After years of negotiation, the SF Building Trades struck a PLA with the development team in 2019, securing good union wages and benefits, opportunities for local workers, and career paths for apprentices. Earlier this year, work began on Phase 1, with 23-story Building A to deliver 540 residences, 51,000 square feet of commercial space, a park, and retail and restaurant space.
The entire Mission Rock project is expected to be complete in 2025.
1001 Van Ness
Location: Cathedral Hill/Fillmore District/Van Ness Corridor
Developer: Coterie (Related Companies, Atria Senior Living)

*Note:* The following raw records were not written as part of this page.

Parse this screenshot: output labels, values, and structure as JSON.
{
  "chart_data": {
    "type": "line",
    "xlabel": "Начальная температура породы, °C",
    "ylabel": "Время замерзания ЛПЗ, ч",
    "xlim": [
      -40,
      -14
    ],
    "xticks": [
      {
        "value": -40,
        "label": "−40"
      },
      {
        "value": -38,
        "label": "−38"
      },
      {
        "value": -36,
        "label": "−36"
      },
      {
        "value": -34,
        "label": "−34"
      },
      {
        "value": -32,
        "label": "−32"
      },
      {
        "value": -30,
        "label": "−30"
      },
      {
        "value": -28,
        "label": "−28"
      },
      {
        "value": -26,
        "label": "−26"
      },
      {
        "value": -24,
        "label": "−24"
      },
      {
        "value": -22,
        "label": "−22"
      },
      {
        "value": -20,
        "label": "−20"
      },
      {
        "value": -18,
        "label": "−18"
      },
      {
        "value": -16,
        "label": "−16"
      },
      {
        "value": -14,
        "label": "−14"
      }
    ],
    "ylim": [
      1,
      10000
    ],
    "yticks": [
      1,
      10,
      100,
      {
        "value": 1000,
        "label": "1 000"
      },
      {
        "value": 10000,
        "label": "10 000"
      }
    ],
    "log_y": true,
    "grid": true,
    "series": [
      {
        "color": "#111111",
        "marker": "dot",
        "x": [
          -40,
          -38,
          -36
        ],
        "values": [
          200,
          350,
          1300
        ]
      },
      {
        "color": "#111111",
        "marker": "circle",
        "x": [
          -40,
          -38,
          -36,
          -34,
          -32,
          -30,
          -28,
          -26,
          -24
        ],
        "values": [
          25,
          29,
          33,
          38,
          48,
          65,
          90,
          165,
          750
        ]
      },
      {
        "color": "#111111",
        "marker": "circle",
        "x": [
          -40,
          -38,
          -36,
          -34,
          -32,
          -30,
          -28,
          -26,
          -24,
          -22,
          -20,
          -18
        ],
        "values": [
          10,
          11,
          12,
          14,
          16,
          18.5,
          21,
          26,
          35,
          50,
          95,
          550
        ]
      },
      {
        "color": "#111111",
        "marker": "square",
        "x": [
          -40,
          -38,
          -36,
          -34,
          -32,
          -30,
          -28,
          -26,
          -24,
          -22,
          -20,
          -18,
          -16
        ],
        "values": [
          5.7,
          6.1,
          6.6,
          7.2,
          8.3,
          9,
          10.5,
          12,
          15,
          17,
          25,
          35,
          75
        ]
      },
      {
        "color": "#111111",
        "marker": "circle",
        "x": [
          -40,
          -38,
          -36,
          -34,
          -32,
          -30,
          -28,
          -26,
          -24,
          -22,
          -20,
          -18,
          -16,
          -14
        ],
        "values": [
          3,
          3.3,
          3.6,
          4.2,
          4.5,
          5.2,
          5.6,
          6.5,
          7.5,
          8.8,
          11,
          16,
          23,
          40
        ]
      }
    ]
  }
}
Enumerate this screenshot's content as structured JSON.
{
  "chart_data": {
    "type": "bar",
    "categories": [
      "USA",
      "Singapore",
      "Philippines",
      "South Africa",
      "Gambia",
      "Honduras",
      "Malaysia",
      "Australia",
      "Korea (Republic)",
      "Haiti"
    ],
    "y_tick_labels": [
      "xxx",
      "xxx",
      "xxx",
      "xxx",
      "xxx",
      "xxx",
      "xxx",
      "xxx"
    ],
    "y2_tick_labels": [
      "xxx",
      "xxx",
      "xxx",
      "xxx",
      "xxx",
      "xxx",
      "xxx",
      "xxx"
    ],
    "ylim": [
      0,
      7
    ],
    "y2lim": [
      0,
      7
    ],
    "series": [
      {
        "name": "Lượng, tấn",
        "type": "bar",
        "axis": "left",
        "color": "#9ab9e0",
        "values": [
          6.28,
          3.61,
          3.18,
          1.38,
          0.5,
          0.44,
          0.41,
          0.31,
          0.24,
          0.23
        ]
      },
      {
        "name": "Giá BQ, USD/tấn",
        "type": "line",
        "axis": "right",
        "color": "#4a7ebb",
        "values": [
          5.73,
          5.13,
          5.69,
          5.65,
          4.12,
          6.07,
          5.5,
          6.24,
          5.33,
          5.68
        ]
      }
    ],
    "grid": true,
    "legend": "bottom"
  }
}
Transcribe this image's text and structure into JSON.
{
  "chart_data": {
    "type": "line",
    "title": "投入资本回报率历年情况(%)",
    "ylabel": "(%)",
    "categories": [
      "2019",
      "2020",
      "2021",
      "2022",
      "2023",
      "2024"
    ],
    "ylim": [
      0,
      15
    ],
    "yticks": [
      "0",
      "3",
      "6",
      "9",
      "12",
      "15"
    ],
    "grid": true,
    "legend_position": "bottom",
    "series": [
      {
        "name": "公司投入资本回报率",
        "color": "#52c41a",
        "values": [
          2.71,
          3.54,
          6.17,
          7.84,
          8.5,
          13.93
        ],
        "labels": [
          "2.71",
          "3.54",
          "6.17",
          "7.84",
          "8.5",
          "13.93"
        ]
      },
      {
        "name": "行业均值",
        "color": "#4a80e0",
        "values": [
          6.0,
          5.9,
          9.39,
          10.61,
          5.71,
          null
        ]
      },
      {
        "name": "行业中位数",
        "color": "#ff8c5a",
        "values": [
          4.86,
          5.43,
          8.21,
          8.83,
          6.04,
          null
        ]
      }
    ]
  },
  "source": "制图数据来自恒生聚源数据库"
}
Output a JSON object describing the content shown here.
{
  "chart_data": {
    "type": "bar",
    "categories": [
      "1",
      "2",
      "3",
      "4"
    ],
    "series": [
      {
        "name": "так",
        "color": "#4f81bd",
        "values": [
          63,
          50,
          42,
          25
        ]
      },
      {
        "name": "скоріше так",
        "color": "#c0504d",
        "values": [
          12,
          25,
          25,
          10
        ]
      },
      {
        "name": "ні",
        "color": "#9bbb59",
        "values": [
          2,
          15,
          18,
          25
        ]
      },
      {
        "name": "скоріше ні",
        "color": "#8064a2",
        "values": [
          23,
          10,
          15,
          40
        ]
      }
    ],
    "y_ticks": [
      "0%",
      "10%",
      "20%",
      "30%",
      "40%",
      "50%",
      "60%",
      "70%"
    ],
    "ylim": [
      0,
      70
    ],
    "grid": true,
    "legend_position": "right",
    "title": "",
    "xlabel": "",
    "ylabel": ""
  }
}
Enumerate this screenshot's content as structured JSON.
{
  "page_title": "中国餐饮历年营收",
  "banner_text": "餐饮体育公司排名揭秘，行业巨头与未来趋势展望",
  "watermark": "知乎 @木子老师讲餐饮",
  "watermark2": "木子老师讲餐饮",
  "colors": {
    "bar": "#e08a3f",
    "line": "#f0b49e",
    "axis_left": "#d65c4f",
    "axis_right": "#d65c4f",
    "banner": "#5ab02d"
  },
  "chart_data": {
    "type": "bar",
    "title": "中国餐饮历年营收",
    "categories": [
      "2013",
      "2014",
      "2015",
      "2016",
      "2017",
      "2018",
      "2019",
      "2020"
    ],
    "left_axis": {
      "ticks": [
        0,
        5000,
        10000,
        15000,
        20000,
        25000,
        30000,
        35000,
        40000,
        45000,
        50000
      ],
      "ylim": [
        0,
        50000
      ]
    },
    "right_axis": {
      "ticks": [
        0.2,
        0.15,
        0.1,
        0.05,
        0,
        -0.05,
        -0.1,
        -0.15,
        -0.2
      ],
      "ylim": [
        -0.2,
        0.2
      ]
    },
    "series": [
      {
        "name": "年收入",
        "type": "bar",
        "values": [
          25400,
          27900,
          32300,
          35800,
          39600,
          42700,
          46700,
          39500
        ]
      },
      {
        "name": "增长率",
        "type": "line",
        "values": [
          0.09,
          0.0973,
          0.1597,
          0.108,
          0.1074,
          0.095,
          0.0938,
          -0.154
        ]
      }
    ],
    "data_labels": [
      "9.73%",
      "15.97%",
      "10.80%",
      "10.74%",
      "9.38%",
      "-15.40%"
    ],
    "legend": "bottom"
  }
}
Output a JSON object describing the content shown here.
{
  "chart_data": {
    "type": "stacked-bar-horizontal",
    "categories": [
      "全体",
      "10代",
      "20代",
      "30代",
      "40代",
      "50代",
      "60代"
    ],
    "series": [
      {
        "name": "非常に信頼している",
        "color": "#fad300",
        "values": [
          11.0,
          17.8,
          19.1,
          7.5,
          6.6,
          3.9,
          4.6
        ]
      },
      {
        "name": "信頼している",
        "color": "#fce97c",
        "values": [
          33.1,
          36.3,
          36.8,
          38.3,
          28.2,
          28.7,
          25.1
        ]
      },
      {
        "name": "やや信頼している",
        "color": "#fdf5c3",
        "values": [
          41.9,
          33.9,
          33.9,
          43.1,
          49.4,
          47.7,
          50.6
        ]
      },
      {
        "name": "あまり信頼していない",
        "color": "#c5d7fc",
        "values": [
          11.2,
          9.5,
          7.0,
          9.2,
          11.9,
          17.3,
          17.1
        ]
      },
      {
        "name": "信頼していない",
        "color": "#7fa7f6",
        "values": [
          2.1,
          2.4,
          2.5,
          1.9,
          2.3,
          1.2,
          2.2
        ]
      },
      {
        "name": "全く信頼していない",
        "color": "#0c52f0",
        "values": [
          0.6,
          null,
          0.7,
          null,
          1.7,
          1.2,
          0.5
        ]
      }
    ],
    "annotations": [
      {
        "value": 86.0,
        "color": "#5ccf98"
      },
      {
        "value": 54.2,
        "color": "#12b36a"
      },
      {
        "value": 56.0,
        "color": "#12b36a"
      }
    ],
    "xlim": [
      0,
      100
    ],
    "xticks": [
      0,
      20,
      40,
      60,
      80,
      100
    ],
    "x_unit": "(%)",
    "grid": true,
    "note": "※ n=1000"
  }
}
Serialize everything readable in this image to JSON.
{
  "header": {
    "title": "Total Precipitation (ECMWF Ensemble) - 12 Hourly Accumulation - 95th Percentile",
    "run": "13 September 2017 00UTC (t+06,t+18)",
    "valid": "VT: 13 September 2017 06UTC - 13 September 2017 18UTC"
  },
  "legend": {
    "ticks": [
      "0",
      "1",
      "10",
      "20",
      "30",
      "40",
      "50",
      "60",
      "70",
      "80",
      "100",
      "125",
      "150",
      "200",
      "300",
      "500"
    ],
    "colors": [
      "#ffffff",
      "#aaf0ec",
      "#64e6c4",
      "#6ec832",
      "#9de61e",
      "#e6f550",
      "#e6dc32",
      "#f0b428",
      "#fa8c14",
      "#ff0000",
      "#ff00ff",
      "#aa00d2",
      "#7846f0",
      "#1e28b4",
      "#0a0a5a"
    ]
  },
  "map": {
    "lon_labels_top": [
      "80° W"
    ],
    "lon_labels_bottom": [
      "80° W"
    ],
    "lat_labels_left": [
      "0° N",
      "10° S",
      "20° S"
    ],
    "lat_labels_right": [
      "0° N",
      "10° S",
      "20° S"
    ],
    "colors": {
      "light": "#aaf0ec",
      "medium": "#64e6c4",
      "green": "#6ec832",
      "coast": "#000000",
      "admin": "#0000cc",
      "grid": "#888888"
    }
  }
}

General Contractor: Related Companies
A stately new 13-story tower is set to open its doors in March along one of the city’s most active corridors 1001 Van Ness. Its primary offering will be Coterie Cathedral Hill, a new senior residential care facility focused on the luxury set, with approximately 210 supportive housing units in a 13-story tower at the site of the former KRON-4 building. The project also adds 8,000 square feet of street-level retail to the neighborhood, plus 47 parking units within the facility.
Upstairs, the lucky first residents of 1001 Van Ness will enjoy their golden years in style, with amenities such as dining halls (there are five), a high-end restaurant, a bocce ball court, a rooftop swimming pool, and limo service.
Over the past six months, glaziers, like other trades, have experienced a decline in employment. The 1001 Van Ness project provides a vital work source for as many as 18 Local 718 members. That’s a rather large crew given that many jobs, on average, involve just two glaziers.
The work has entailed a high level of labor-intensive details, especially on the ceiling and glass connections. Though the project is wrapping up, about nine glaziers are still on the job adding meticulous finishing touches.
Subcontractor Highrise Glass employs the crew and has committed to hiring all union glaziers who live local to the Bay Area for the project.